Torcida única, um tiro no pé
“Pipes of peace” é uma música de Paul McCartney inspirada em um episódio que ficou conhecido como a Trégua de 1914 - quando, em plena Primeira Guerra Mundial, soldados ingleses e alemães, na véspera do Natal, interromperam temporariamente o conflito para uma confraternização, culminada com um jogo de futebol entre os combatentes dos dois países. O esporte sempre foi um meio de interação entre as pessoas, um instrumento de paz.
Foi assim também em 1969, quando o Santos de Pelé parou as guerras do Congo e da Nigéria. A paz reinou para que as pessoas pudessem apreciar o melhor jogador do mundo. Em 2004, foi a vez da Seleção de Ronaldo e Ronaldinho Gaúcho comover o combalido Haiti, que deixou de lado um conflito interno, embora por pouco tempo, para ver os craques brasileiros no “Jogo da Paz”.

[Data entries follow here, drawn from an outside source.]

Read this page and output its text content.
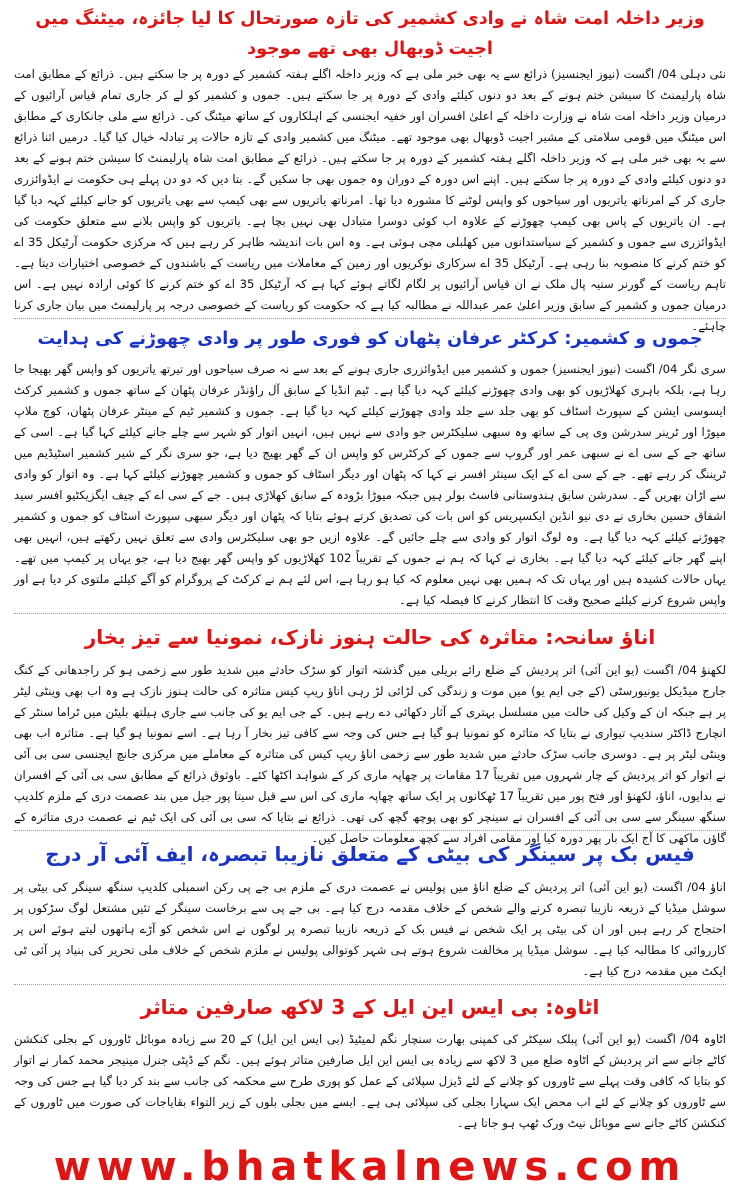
وزیر داخلہ امت شاہ نے وادی کشمیر کی تازہ صورتحال کا لیا جائزہ، میٹنگ میں اجیت ڈوبھال بھی تھے موجود

نئی دہلی 04/ اگست (نیوز ایجنسیز) ذرائع سے یہ بھی خبر ملی ہے کہ وزیر داخلہ اگلے ہفتہ کشمیر کے دورہ پر جا سکتے ہیں۔ ذرائع کے مطابق امت شاہ پارلیمنٹ کا سیشن ختم ہونے کے بعد دو دنوں کیلئے وادی کے دورہ پر جا سکتے ہیں۔ جموں و کشمیر کو لے کر جاری تمام قیاس آرائیوں کے درمیان وزیر داخلہ امت شاہ نے وزارت داخلہ کے اعلیٰ افسران اور خفیہ ایجنسی کے اہلکاروں کے ساتھ میٹنگ کی۔ ذرائع سے ملی جانکاری کے مطابق اس میٹنگ میں قومی سلامتی کے مشیر اجیت ڈوبھال بھی موجود تھے۔ میٹنگ میں کشمیر وادی کے تازہ حالات پر تبادلہ خیال کیا گیا۔ درمیں اثنا ذرائع سے یہ بھی خبر ملی ہے کہ وزیر داخلہ اگلے ہفتہ کشمیر کے دورہ پر جا سکتے ہیں۔ ذرائع کے مطابق امت شاہ پارلیمنٹ کا سیشن ختم ہونے کے بعد دو دنوں کیلئے وادی کے دورہ پر جا سکتے ہیں۔ اپنے اس دورہ کے دوران وہ جموں بھی جا سکیں گے۔ بتا دیں کہ دو دن پہلے ہی حکومت نے ایڈوائزری جاری کر کے امرناتھ یاتریوں اور سیاحوں کو واپس لوٹنے کا مشورہ دیا تھا۔ امرناتھ یاتریوں سے بھی کیمپ سے بھی یاتریوں کو جانے کیلئے کہہ دیا گیا ہے۔ ان یاتریوں کے پاس بھی کیمپ چھوڑنے کے علاوہ اب کوئی دوسرا متبادل بھی نہیں بچا ہے۔ یاتریوں کو واپس بلانے سے متعلق حکومت کی ایڈوائزری سے جموں و کشمیر کے سیاستدانوں میں کھلبلی مچی ہوئی ہے۔ وہ اس بات اندیشہ ظاہر کر رہے ہیں کہ مرکزی حکومت آرٹیکل 35 اے کو ختم کرنے کا منصوبہ بنا رہی ہے۔ آرٹیکل 35 اے سرکاری نوکریوں اور زمین کے معاملات میں ریاست کے باشندوں کے خصوصی اختیارات دیتا ہے۔ تاہم ریاست کے گورنر ستیہ پال ملک نے ان قیاس آرائیوں پر لگام لگاتے ہوئے کہا ہے کہ آرٹیکل 35 اے کو ختم کرنے کا کوئی ارادہ نہیں ہے۔ اس درمیان جموں و کشمیر کے سابق وزیر اعلیٰ عمر عبداللہ نے مطالبہ کیا ہے کہ حکومت کو ریاست کے خصوصی درجہ پر پارلیمنٹ میں بیان جاری کرنا چاہئے۔

جموں و کشمیر: کرکٹر عرفان پٹھان کو فوری طور پر وادی چھوڑنے کی ہدایت

سری نگر 04/ اگست (نیوز ایجنسیز) جموں و کشمیر میں ایڈوائزری جاری ہونے کے بعد سے نہ صرف سیاحوں اور تیرتھ یاتریوں کو واپس گھر بھیجا جا رہا ہے، بلکہ باہری کھلاڑیوں کو بھی وادی چھوڑنے کیلئے کہہ دیا گیا ہے۔ ٹیم انڈیا کے سابق آل راؤنڈر عرفان پٹھان کے ساتھ جموں و کشمیر کرکٹ ایسوسی ایشن کے سپورٹ اسٹاف کو بھی جلد سے جلد وادی چھوڑنے کیلئے کہہ دیا گیا ہے۔ جموں و کشمیر ٹیم کے مینٹر عرفان پٹھان، کوچ ملاپ میوڑا اور ٹرینر سدرشن وی پی کے ساتھ وہ سبھی سلیکٹرس جو وادی سے نہیں ہیں، انہیں اتوار کو شہر سے چلے جانے کیلئے کہا گیا ہے۔ اسی کے ساتھ جے کے سی اے نے سبھی عمر اور گروپ سے جموں کے کرکٹرس کو واپس ان کے گھر بھیج دیا ہے، جو سری نگر کے شیر کشمیر اسٹیڈیم میں ٹریننگ کر رہے تھے۔ جے کے سی اے کے ایک سینئر افسر نے کہا کہ پٹھان اور دیگر اسٹاف کو جموں و کشمیر چھوڑنے کیلئے کہا ہے۔ وہ اتوار کو وادی سے اڑان بھریں گے۔ سدرشن سابق ہندوستانی فاسٹ بولر ہیں جبکہ میوڑا بڑودہ کے سابق کھلاڑی ہیں۔ جے کے سی اے کے چیف ایگزیکٹیو افسر سید اشفاق حسین بخاری نے دی نیو انڈین ایکسپریس کو اس بات کی تصدیق کرتے ہوئے بتایا کہ پٹھان اور دیگر سبھی سپورٹ اسٹاف کو جموں و کشمیر چھوڑنے کیلئے کہہ دیا گیا ہے۔ وہ لوگ اتوار کو وادی سے چلے جائیں گے۔ علاوہ ازیں جو بھی سلیکٹرس وادی سے تعلق نہیں رکھتے ہیں، انہیں بھی اپنے گھر جانے کیلئے کہہ دیا گیا ہے۔ بخاری نے کہا کہ ہم نے جموں کے تقریباً 102 کھلاڑیوں کو واپس گھر بھیج دیا ہے، جو یہاں پر کیمپ میں تھے۔ یہاں حالات کشیدہ ہیں اور یہاں تک کہ ہمیں بھی نہیں معلوم کہ کیا ہو رہا ہے، اس لئے ہم نے کرکٹ کے پروگرام کو آگے کیلئے ملتوی کر دیا ہے اور واپس شروع کرنے کیلئے صحیح وقت کا انتظار کرنے کا فیصلہ کیا ہے۔

اناؤ سانحہ: متاثرہ کی حالت ہنوز نازک، نمونیا سے تیز بخار

لکھنؤ 04/ اگست (یو این آئی) اتر پردیش کے ضلع رائے بریلی میں گذشتہ اتوار کو سڑک حادثے میں شدید طور سے زخمی ہو کر راجدھانی کے کنگ جارج میڈیکل یونیورسٹی (کے جی ایم یو) میں موت و زندگی کی لڑائی لڑ رہی اناؤ ریپ کیس متاثرہ کی حالت ہنوز نازک ہے وہ اب بھی وینٹی لیٹر پر ہے جبکہ ان کے وکیل کی حالت میں مسلسل بہتری کے آثار دکھائی دے رہے ہیں۔ کے جی ایم یو کی جانب سے جاری ہیلتھ بلیٹن میں ٹراما سنٹر کے انچارج ڈاکٹر سندیپ تیواری نے بتایا کہ متاثرہ کو نمونیا ہو گیا ہے جس کی وجہ سے کافی تیز بخار آ رہا ہے۔ اسے نمونیا ہو گیا ہے۔ متاثرہ اب بھی وینٹی لیٹر پر ہے۔ دوسری جانب سڑک حادثے میں شدید طور سے زخمی اناؤ ریپ کیس کی متاثرہ کے معاملے میں مرکزی جانچ ایجنسی سی بی آئی نے اتوار کو اتر پردیش کے چار شہروں میں تقریباً 17 مقامات پر چھاپہ ماری کر کے شواہد اکٹھا کئے۔ باوثوق ذرائع کے مطابق سی بی آئی کے افسران نے بدایوں، اناؤ، لکھنؤ اور فتح پور میں تقریباً 17 ٹھکانوں پر ایک ساتھ چھاپہ ماری کی اس سے قبل سیتا پور جیل میں بند عصمت دری کے ملزم کلدیپ سنگھ سینگر سے سی بی آئی کے افسران نے سینچر کو بھی پوچھ گچھ کی تھی۔ ذرائع نے بتایا کہ سی بی آئی کی ایک ٹیم نے عصمت دری متاثرہ کے گاؤں ماکھی کا آج ایک بار پھر دورہ کیا اور مقامی افراد سے کچھ معلومات حاصل کیں۔

فیس بک پر سینگر کی بیٹی کے متعلق نازیبا تبصرہ، ایف آئی آر درج

اناؤ 04/ اگست (یو این آئی) اتر پردیش کے ضلع اناؤ میں پولیس نے عصمت دری کے ملزم بی جے پی رکن اسمبلی کلدیپ سنگھ سینگر کی بیٹی پر سوشل میڈیا کے ذریعہ نازیبا تبصرہ کرنے والے شخص کے خلاف مقدمہ درج کیا ہے۔ بی جے پی سے برخاست سینگر کے تئیں مشتعل لوگ سڑکوں پر احتجاج کر رہے ہیں اور ان کی بیٹی پر ایک شخص نے فیس بک کے ذریعہ نازیبا تبصرہ پر لوگوں نے اس شخص کو آڑے ہاتھوں لیتے ہوئے اس پر کارروائی کا مطالبہ کیا ہے۔ سوشل میڈیا پر مخالفت شروع ہوتے ہی شہر کوتوالی پولیس نے ملزم شخص کے خلاف ملی تحریر کی بنیاد پر آئی ٹی ایکٹ میں مقدمہ درج کیا ہے۔

اٹاوہ: بی ایس این ایل کے 3 لاکھ صارفین متاثر

اٹاوہ 04/ اگست (یو این آئی) پبلک سیکٹر کی کمپنی بھارت سنچار نگم لمیٹیڈ (بی ایس این ایل) کے 20 سے زیادہ موبائل ٹاوروں کے بجلی کنکشن کاٹے جانے سے اتر پردیش کے اٹاوہ ضلع میں 3 لاکھ سے زیادہ بی ایس این ایل صارفین متاثر ہوئے ہیں۔ نگم کے ڈپٹی جنرل مینیجر محمد کمار نے اتوار کو بتایا کہ کافی وقت پہلے سے ٹاوروں کو چلانے کے لئے ڈیزل سپلائی کے عمل کو پوری طرح سے محکمہ کی جانب سے بند کر دیا گیا ہے جس کی وجہ سے ٹاوروں کو چلانے کے لئے اب محض ایک سہارا بجلی کی سپلائی ہی ہے۔ ایسے میں بجلی بلوں کے زیر التواء بقایاجات کی صورت میں ٹاوروں کے کنکشن کاٹے جانے سے موبائل نیٹ ورک ٹھپ ہو جاتا ہے۔

www.bhatkalnews.com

Nos últimos anos, em alguns lugares do Brasil, vem ocorrendo um movimento em sentido inverso: o futebol está sendo utilizado para afastar pessoas pelo simples fato de torcerem para clubes diferentes. Minas Gerais e São Paulo passaram a realizar clássicos com “torcida única”, sendo permitida a presença de torcedores só dos times mandantes.
Eis que, lamentavelmente, essa ideia chegou à Bahia. Na semana passada, após o falecimento do jovem Carlos Henrique Santos de Deus, torcedor do Bahia que tinha ido à Fonte Nova assistir ao jogo contra o rival, o Ministério Público do Estado propôs a Bahia, Vitória e Federação Bahiana de Futebol que os próximos quatro clássicos ocorram com torcida única.

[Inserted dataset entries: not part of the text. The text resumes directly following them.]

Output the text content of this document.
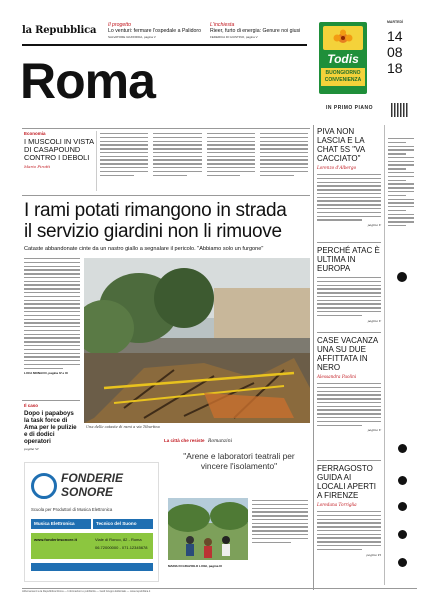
la Repubblica Il progetto
Lo venturi: fermare l'ospedale a Palidoro
SALVATORE GIUFFRIDA, pagina V
L'inchiesta
Rieer, furto di energia: Genure noi giusi
FEDERICA DI GIUSTINO, pagina V
Roma	IN PRIMO PIANO
Todis
BUONGIORNO
CONVENIENZA
MARTEDÌ
14
08
18
PIVA NON LASCIA E LA CHAT 5S "VA CACCIATO"
Lorenzo d'Albergo
pagina V
PERCHÉ ATAC È ULTIMA IN EUROPA
pagina V
CASE VACANZA UNA SU DUE AFFITTATA IN NERO
Alessandra Paolini
pagina V
FERRAGOSTO GUIDA AI LOCALI APERTI A FIRENZE
Loredana Torriglia
pagina VI
Economia
I MUSCOLI IN VISTA DI CASAPOUND CONTRO I DEBOLI
Mario Pirotti
I rami potati rimangono in strada
il servizio giardini non li rimuove
Cataste abbandonate cinte da un nastro giallo a segnalare il pericolo. "Abbiamo solo un furgone"
LUCA MONACO, pagina IV e IX
Una delle cataste di rami a via Tiburtina
Il caso
Dopo i papaboys la task force di Ama per le pulizie e di dodici operatori
pagina VI
FONDERIE
SONORE
Scuola per Produttori di Musica Elettronica
Musica Elettronica	Tecnico del Suono
www.fonderiesonore.it	Viale di Ronco, 82 - Roma
06.72000000 - 071.12345678
La città che resiste Romanzini
"Arene e laboratori teatrali per vincere l'isolamento"
MARIA DI GRAZIOLO LUIGI, pagina IX
Abbonamenti a la Repubblica Roma — Informazioni e pubblicità — Gedi Gruppo Editoriale — www.repubblica.it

Respeito muito o trabalho do Ministério Público, fundamental em um sistema democrático, mas essa medida é absolutamente anacrônica, bem como totalmente desprovida de qualquer estudo científico que ateste a sua eficácia. Evidente que o direito à vida é um bem inestimável e que, claro, merece toda proteção pelo Estado. Contudo, é indispensável analisar de maneira ampla os episódios de violência atrelados ao esporte, que vêm aumentando no Brasil desde a década de 90, para perceber que impedir o encontro e a convivência de torcedores rivais numa praça esportiva pode até mascarar a realidade, mas está longe de ser a solução. Nos estados onde esse sistema foi adotado, já se discute a abolição, pois conflitos entre falsos torcedores continuaram a ocorrer nos dias de jogos.

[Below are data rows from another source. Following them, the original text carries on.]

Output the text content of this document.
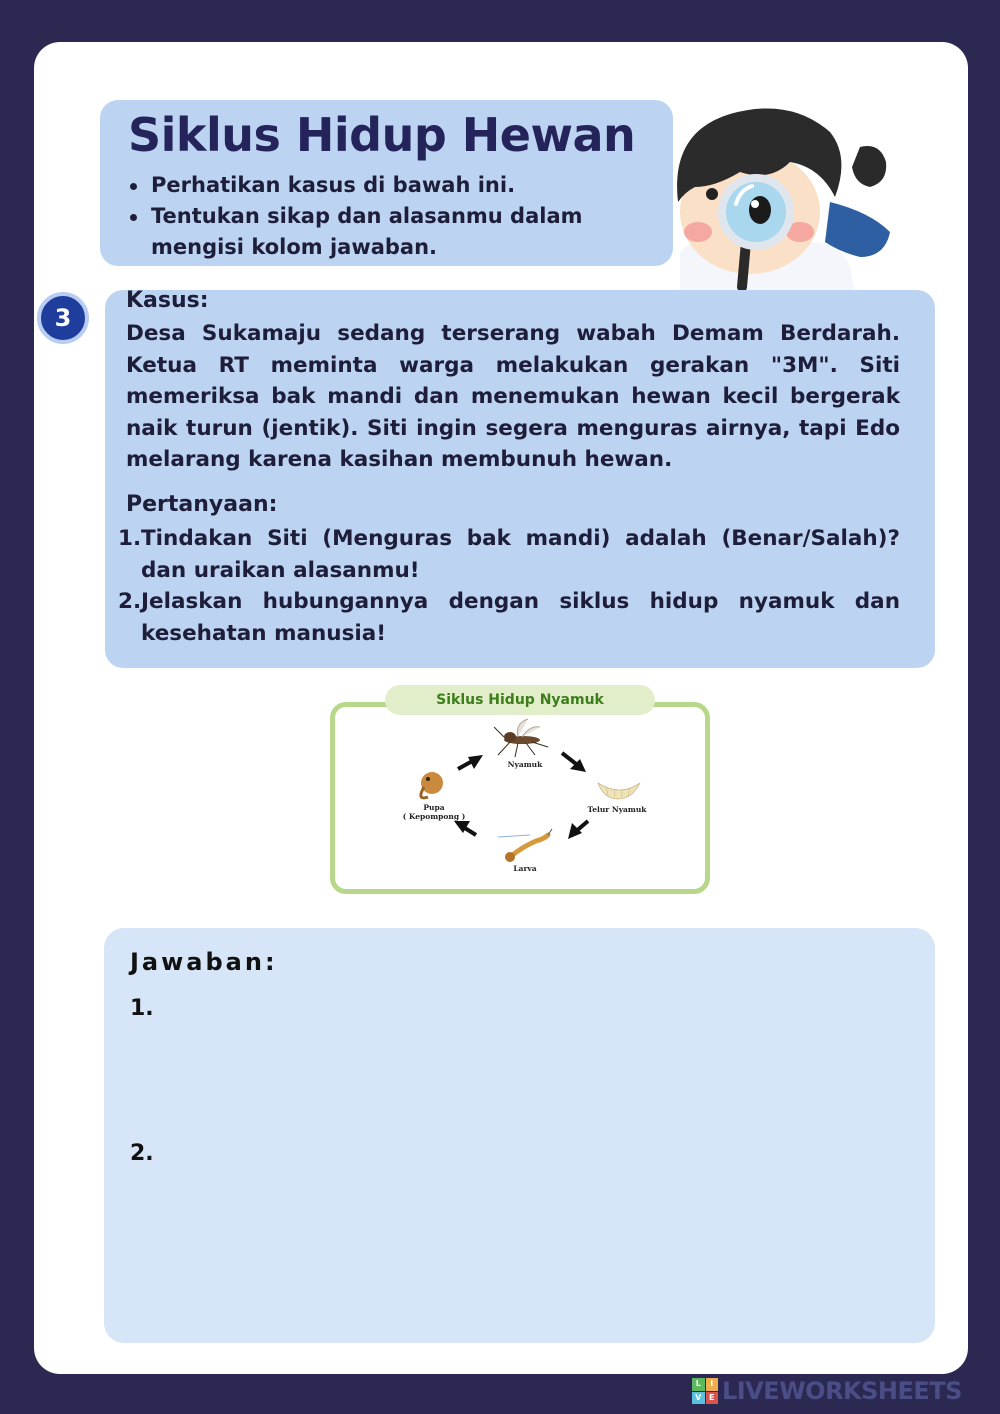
Siklus Hidup Hewan
Perhatikan kasus di bawah ini.
Tentukan sikap dan alasanmu dalam mengisi kolom jawaban.
3
Kasus:
Desa Sukamaju sedang terserang wabah Demam Berdarah. Ketua RT meminta warga melakukan gerakan "3M". Siti memeriksa bak mandi dan menemukan hewan kecil bergerak naik turun (jentik). Siti ingin segera menguras airnya, tapi Edo melarang karena kasihan membunuh hewan.
Pertanyaan:
1. Tindakan Siti (Menguras bak mandi) adalah (Benar/Salah)? dan uraikan alasanmu!
2. Jelaskan hubungannya dengan siklus hidup nyamuk dan kesehatan manusia!
Siklus Hidup Nyamuk
Nyamuk
Telur Nyamuk
Larva
Pupa
( Kepompong )
Jawaban:
1.
2.
L	I
V E LIVEWORKSHEETS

É indiscutível e de amplo conhecimento que os graves conflitos ligados ao futebol, cada vez mais com ocorrência fora dos estádios, são causados por alguns poucos indivíduos que se travestem com camisas dos clubes e utilizam dessa “fantasia” para se digladiarem. Isso não tem nada a ver com o futebol. É um problema sério de segurança pública e não reflete o espírito de 99% dos verdadeiros torcedores, que buscam o esporte como forma de entretenimento.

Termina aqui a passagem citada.